Мы оба одновременно взглянули на его большие белые руки, и Магнус ответил слегка иронически:
— Нет, этого я вам не скажу. Но если хотите, я расскажу вам другое: о том, что значит до конца принять человека, — ведь именно это вас волнует?
И с большой холодностью, с каким-то тайным нетерпением, как будто другая мысль поглощала все его внимание, он коротко рассказал мне об одном невольном и страшном убийце. Не знаю, передавал ли он факт или нарочно для меня сочинил эту мрачную побасенку, но дело заключалось в следующем. Это было давно; один русский, политический ссыльный, человек очень образованный и в то же время религиозный, что еще встречается в России, бежал с каторги и, после долгого и мучительного блуждания по сибирским лесам, нашел приют у каких-то сектантов-изуверов. Огромные бревенчатые свежие хижины в дремучем лесу, высокие заборы, огромные бородатые люди, огромные злые собаки — что-то в этом роде. И как раз в его присутствии должно было совершиться чудовищное преступление: эти сумасшедшие мистики под влиянием каких-то диких религиозных представлений должны были заклать невинного агнца, то есть на самодельном алтаре, при пении гимнов, убить ребенка. Всех мучительных подробностей Магнус не передал, ограничившись только кратким указанием, что это был семилетний мальчик в новой рубашечке и что здесь же присутствовала его еще молодая мать. Все разумные доводы, все убеждения ссыльного, что они готовятся свершить величайшее кощунство, что не милость господня ждет их, а страшнейшее мучение ада, оказались бессильны перед тупым и страстным упорством фанатиков. Он становился на колени, умолял, плакал, хватался рукою за нож — в эту минуту жертва, уже обнаженная, лежала на столе и мать старалась утишить ее слезы и крики, — но этим привел фанатиков только в бешенство: они пригрозили убить и его... Магнус взглянул на меня и как-то особенно холодно и медленно произнес:
— А как бы вы поступили в этом случае, мистер Вандергуд?

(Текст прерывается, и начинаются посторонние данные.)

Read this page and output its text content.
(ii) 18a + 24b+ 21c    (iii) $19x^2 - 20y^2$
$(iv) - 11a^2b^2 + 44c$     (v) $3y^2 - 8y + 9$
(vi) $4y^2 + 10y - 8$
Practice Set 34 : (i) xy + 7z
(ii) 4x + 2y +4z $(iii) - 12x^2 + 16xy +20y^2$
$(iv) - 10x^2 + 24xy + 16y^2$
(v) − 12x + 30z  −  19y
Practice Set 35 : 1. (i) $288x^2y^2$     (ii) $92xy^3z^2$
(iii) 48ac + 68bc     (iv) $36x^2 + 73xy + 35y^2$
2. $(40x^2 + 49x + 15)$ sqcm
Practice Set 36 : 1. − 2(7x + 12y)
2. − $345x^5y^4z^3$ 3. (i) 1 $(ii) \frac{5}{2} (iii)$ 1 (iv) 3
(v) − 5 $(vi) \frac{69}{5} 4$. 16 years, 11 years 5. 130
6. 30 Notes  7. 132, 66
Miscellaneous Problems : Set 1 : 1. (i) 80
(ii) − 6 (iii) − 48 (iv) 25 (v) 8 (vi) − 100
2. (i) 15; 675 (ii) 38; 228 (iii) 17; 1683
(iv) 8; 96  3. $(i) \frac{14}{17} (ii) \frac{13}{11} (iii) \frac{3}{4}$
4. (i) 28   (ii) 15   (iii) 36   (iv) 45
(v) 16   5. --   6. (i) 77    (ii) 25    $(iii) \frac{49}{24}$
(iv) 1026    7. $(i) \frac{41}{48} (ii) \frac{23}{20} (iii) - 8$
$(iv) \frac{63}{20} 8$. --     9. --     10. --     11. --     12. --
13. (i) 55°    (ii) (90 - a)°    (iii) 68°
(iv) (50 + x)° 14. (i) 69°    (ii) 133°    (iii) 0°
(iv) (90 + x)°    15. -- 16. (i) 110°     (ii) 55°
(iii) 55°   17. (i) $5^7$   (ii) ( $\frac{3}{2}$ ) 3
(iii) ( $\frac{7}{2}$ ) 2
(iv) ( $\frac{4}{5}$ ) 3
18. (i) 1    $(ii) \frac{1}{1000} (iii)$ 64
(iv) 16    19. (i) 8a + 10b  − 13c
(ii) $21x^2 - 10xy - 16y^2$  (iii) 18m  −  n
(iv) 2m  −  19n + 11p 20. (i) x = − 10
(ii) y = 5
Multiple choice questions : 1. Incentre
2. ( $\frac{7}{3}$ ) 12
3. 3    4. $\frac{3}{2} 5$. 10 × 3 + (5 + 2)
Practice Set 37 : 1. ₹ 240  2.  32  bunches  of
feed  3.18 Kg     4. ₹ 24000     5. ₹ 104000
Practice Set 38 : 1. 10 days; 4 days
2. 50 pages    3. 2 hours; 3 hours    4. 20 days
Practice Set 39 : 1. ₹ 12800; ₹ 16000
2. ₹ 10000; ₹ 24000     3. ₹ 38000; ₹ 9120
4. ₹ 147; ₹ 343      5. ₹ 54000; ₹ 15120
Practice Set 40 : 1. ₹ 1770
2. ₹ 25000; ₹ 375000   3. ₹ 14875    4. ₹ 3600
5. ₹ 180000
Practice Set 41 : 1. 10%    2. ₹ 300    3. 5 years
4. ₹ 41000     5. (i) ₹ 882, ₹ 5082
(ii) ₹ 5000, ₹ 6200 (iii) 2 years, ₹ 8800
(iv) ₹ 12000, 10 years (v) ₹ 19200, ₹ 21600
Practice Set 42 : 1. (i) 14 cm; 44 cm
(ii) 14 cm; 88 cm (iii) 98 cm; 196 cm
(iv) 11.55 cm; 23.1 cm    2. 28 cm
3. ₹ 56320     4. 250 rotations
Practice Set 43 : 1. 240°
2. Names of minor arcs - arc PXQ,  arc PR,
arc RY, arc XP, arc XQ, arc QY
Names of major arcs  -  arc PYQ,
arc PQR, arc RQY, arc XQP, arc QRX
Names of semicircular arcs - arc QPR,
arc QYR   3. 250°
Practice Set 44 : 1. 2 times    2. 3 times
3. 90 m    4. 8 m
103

— Конечно, я боролся бы, пока не был бы убит!
— Да? Он поступил лучше. Он предложил свои услуги и своей рукою, при соответствующем пении, перерезал мальчику горло. Вас это удивляет? Но он сказал: лучше на себя возьму этот страшный грех и кару за него, нежели отдам аду этих невинных глупцов. Конечно, такие вещи случаются только с русскими, и мне кажется, что и сам он был несколько сумасшедшим. Он и умер впоследствии в сумасшедшем доме.
После некоторого молчания я спросил:
— А как бы вы поступили, Магнус?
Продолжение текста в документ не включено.